34. A recombinant Orthopoxvirus encoded by the nucleic acid of any of claims 1-33.
35. A pharmaceutical composition comprising the recombinant Orthopoxvirus of claim 34 and a physiologically acceptable carrier.
36. A method of treating cancer comprising administering the recombinant Orthopoxvirus of claim 34 to a subject37. A method of treating cancer comprising administering the pharmaceutical composition of claim 35 to a subject38. The method of claim 36 or claim 37, wherein the subject is human.
39. The method of any of claims 36-38, further comprising administering a second therapeutic agent for the treatment of cancer.
40. The method of claim 39, wherein the second therapeutic agent is administered before, concurrently with or after administering the pharmaceutical composition or recombinant Orthopoxvirus.
41. The method of claim 39 or claim 40, wherein the second therapeutic agent is an autologous tumor infiltrating lymphocyte (TIL) therapy.

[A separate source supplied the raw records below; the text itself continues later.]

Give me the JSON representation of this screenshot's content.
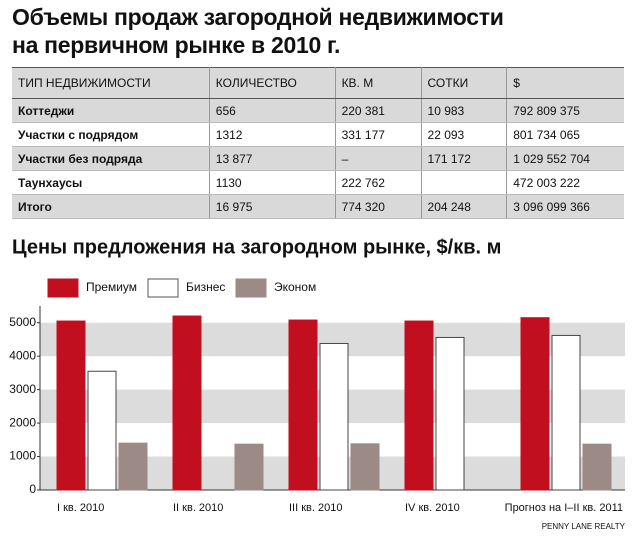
{
  "header": {
    "title": [
      "Объемы продаж загородной недвижимости",
      "на первичном рынке в 2010 г."
    ]
  },
  "table": {
    "columns": [
      "ТИП НЕДВИЖИМОСТИ",
      "КОЛИЧЕСТВО",
      "КВ. М",
      "СОТКИ",
      "$"
    ],
    "rows": [
      [
        "Коттеджи",
        "656",
        "220 381",
        "10 983",
        "792 809 375"
      ],
      [
        "Участки с подрядом",
        "1312",
        "331 177",
        "22 093",
        "801 734 065"
      ],
      [
        "Участки без подряда",
        "13 877",
        "–",
        "171 172",
        "1 029 552 704"
      ],
      [
        "Таунхаусы",
        "1130",
        "222 762",
        null,
        "472 003 222"
      ],
      [
        "Итого",
        "16 975",
        "774 320",
        "204 248",
        "3 096 099 366"
      ]
    ]
  },
  "chart_data": {
    "type": "bar",
    "title": "Цены предложения на загородном рынке, $/кв. м",
    "categories": [
      "I кв. 2010",
      "II кв. 2010",
      "III кв. 2010",
      "IV кв. 2010",
      "Прогноз на I–II кв. 2011"
    ],
    "series": [
      {
        "name": "Премиум",
        "color": "#c20f1f",
        "values": [
          5050,
          5200,
          5080,
          5050,
          5150
        ]
      },
      {
        "name": "Бизнес",
        "color": "#ffffff",
        "values": [
          3550,
          null,
          4380,
          4560,
          4620
        ]
      },
      {
        "name": "Эконом",
        "color": "#9b8a86",
        "values": [
          1400,
          1370,
          1380,
          null,
          1370
        ]
      }
    ],
    "ylim": [
      0,
      5500
    ],
    "yticks": [
      0,
      1000,
      2000,
      3000,
      4000,
      5000
    ],
    "source": "PENNY LANE REALTY"
  }
}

42. The method of claim 41, wherein the pharmaceutical composition or recombinant Orthopoxvirus is administered to the subject prior to harvesting the TILs from a tumor from the subject for producing the autologous TIL therapy.
43. The method of claim 39 or claim 40, wherein the second therapeutic agent is CAR T cell therapy.
44. The method of claim 39 or claim 40, wherein the second therapeutic agent is a checkpoint blockade immunotherapy.
45. The method of claim 44, wherein the checkpoint blockade immunotherapy is a PD1 and / or a PD-L1 inhibitor.
46. The method of claim 39 or claim 40, wherein the second therapeutic agent is an immunomodulatory agent.
47. The method of claim 46, wherein the immunomodulatory agent is a CD47 inhibitor.
48. The method of claim 46, wherein the immunomodulatory agent is an NKG2A inhibitor.